Tutti desideriamo, ma cosa o chi? Qualcun’altro, qualcosa d’altro o qualcosa di qualcun altro? Come si vede, un riferimento all’altro è sempre presente. Lacan, il mio desiderio ha come oggetto il desiderio dell’altro. Per essere felici non si può che desiderare e assumersi la responsabilità del proprio desiderio.
Tra tutte le specie animali, quella umana è piuttosto particolare perché presenta due caratteristiche che sembrano sembrano essere assenti anche negli animali che ci sono evolutivamente più simili. La prima caratteristica è il linguaggio, che nella specie umana raggiunge un elevato livello di complessità e di sofisticazione. Questo si riscontra nella possibilità di usarlo a livello simbolico e non solamente per denominare o rappresentare qualcosa che è esistente nella realtà.
L’altra caratteristica è che gli animali delle altre specie hanno bisogni mentre gli esseri umani hanno anche desideri. Ciò non significa che gli umani non abbiano bisogni, anzi i bisogni sono tra gli elementi importanti della formazione del desiderio. Detto così sembra complicato quindi faccio chiarezza e, per farla, bisogna pensare in termini evolutivi a partire dalla nascita di un essere umano. Alla nascita un bambino ha numerosi bisogni ad esempio essere accudito, nutrito, difeso. La nostra specie è tra le ultime a rendersi indipendente dai genitori poiché non in grado biologicamente di sopravvivere in modo autonomo per molto tempo dalla nascita.
L’altro, è lo specchio delle nostre brame
Quindi, per poter soddisfare i propri bisogni, il neonato deve necessariamente affidasi ad un altro, ovvero a chi se ne prende cura. Deve quindi essere o diventare competente nel garantirsi che l’altro riesca a rispondere esattamente a ciò di cui ha bisogno e proprio nel momento in cui ha bisogno. E’ come se, fin dalla nascita il bambino agisca, in modo ovviamente inconsapevole, spinto da una domanda: ” Cosa devo fare perché chi si dovrebbe prendere cura di me sia costantemente concentrato su di me e soddisfi i miei bisogni?” Immaginiamo quindi che agisca una programmazione genetica che porta il bambino a sintonizzarsi con la persona che di lui si prende cura. Si sintonizza quindi alla ricerca di ciò che chi si prende cura desidera dal bambino, ad esempio il sorriso, i versetti ecc. Il bambino ricerca quindi gli oggetti di desiderio dell’adulto riferiti a sé stesso. Così comincia a desiderare di compiacere, di soddisfare il desiderio dell’altro. Il bisogno viene così a essere sottomesso al desiderio del bambino di capire cosa egli rappresenti per chi se ne prende cura, quale posto egli occupi nei suoi desideri dell’altro.
Jacques Lacan (1901-1981) è lo psicoanalista che più di tutti ha esplicitato la questione del desiderio nell’essere umano. Per Lacan il nostro desiderio è sempre e solo desiderare il desiderio dell’altro. In pratica ogni essere umano desidera solo essere desiderato quindi il comportamento umano è orientato a fare in modo di essere desiderabile per l’altro, partendo però dalla propria idea di ciò che lo renderà desiderabile agli occhi dell’altro. Sulla base di questa concezione, il desiderio è la spinta vitale, il motore della vita, ciò che si pensa porti alla felicità. All’opposto di questo comportamento c’è l’assenza di scopo di vita, di forza attivante ovvero di assenza di desiderio che è l’aspetto tipico che si manifesta nelle forme di depressione.

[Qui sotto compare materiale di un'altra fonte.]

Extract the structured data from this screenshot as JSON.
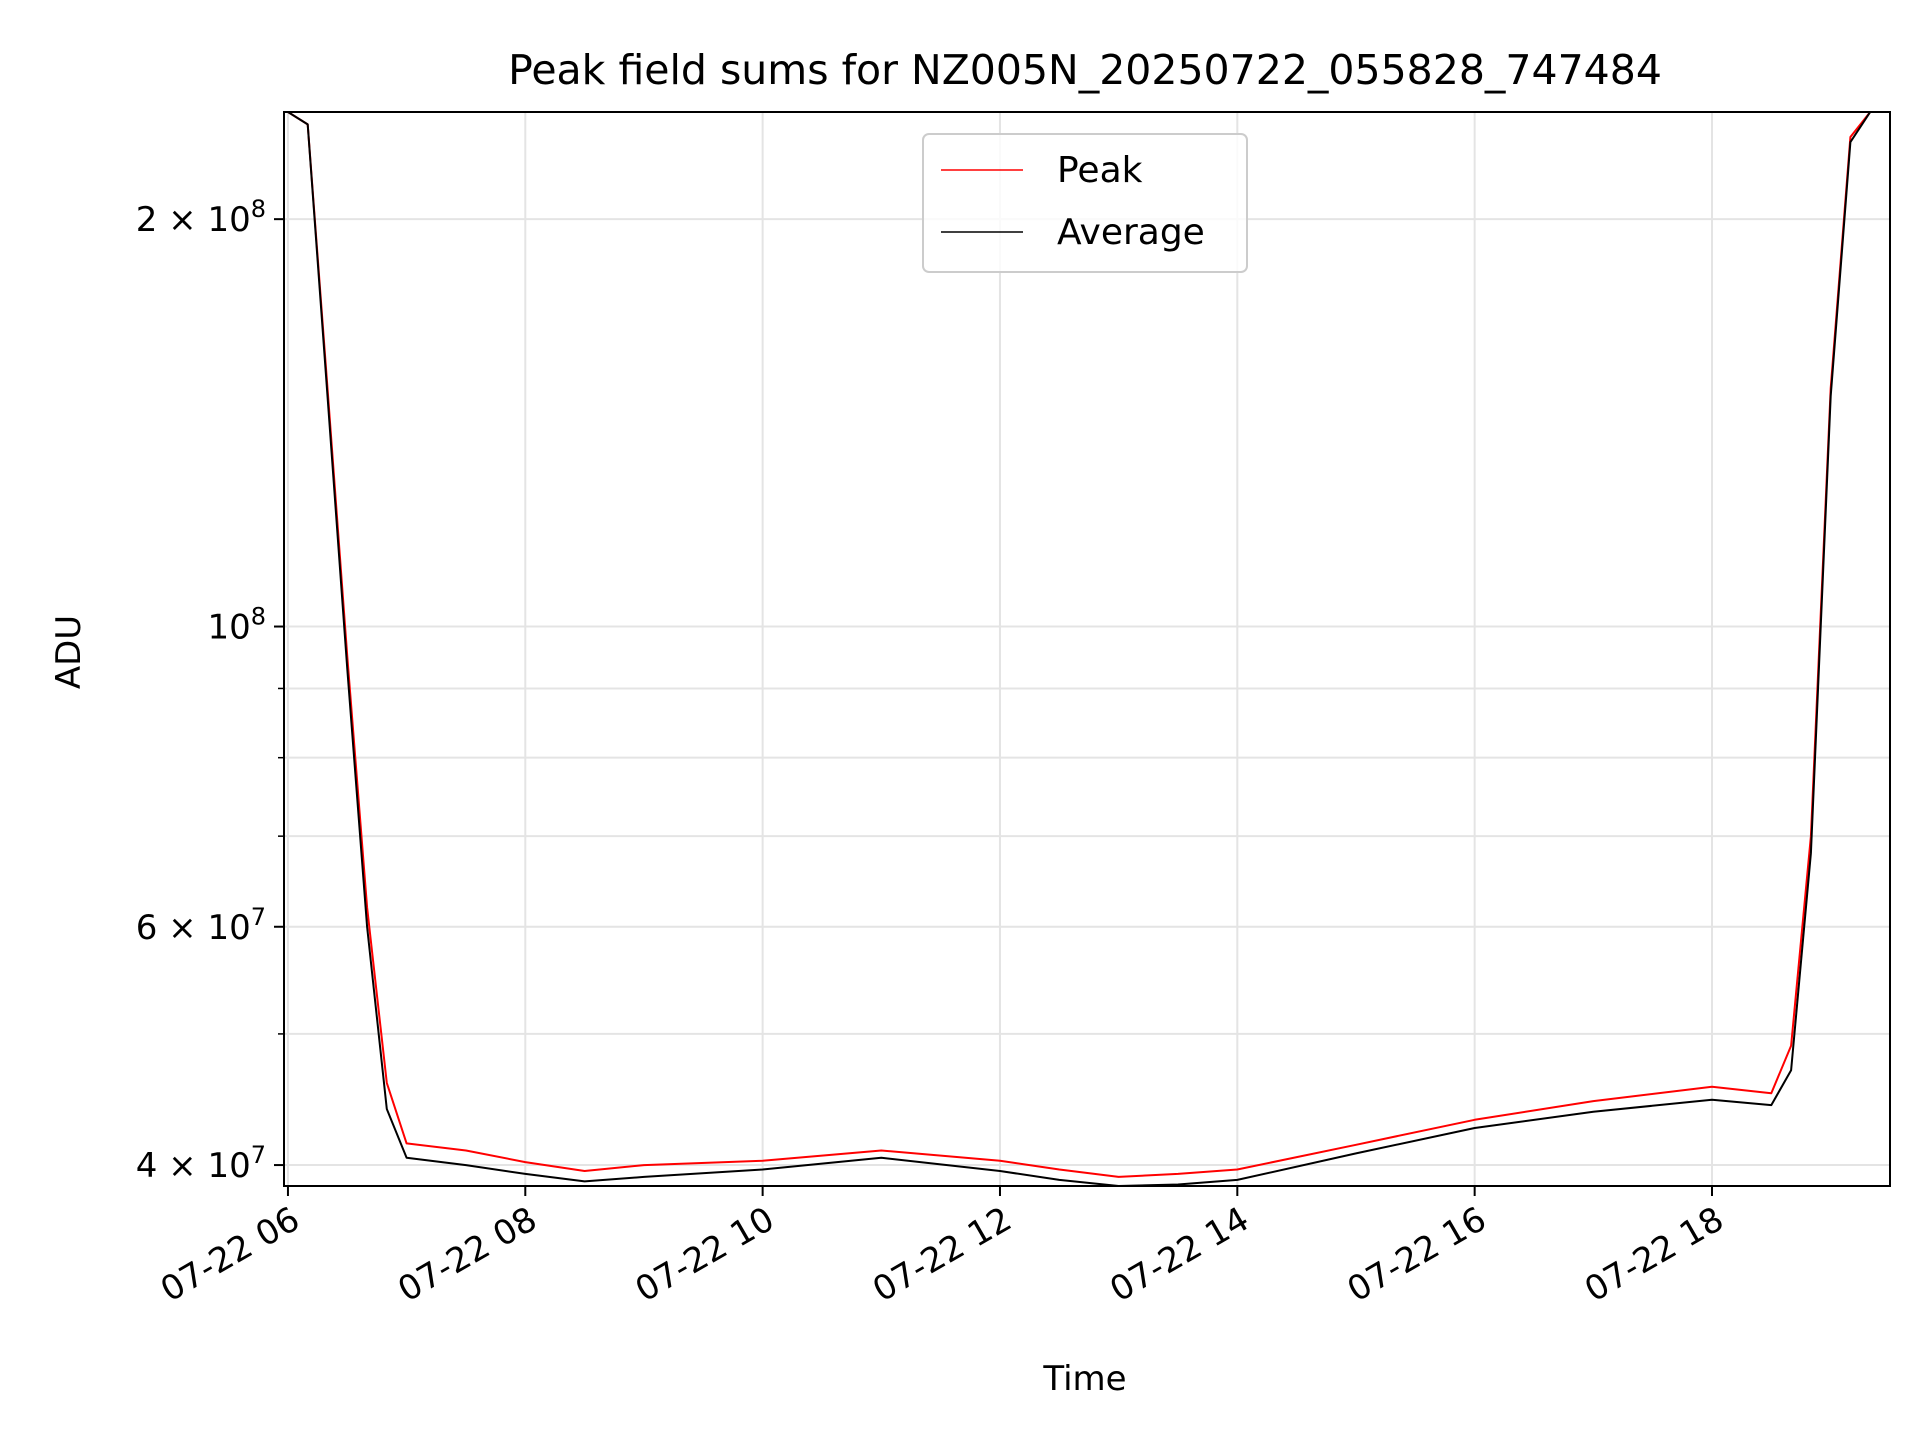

La concezione di Lacan offre una spiegazione apparentemente semplice all’enigma di cosa sia lo scopo della vita ma, al tempo stesso, apre alla consapevolezza di essere fortemente e inevitabilmente dipendenti dall’altro per la realizzazione della nostra esistenza. Questa doppia valenza dell’altro, al tempo stesso principio di vita e di dipendenza è alla base del rapporto ambivalente di odio e amore che costituzionalmente realizziamo con gli altri.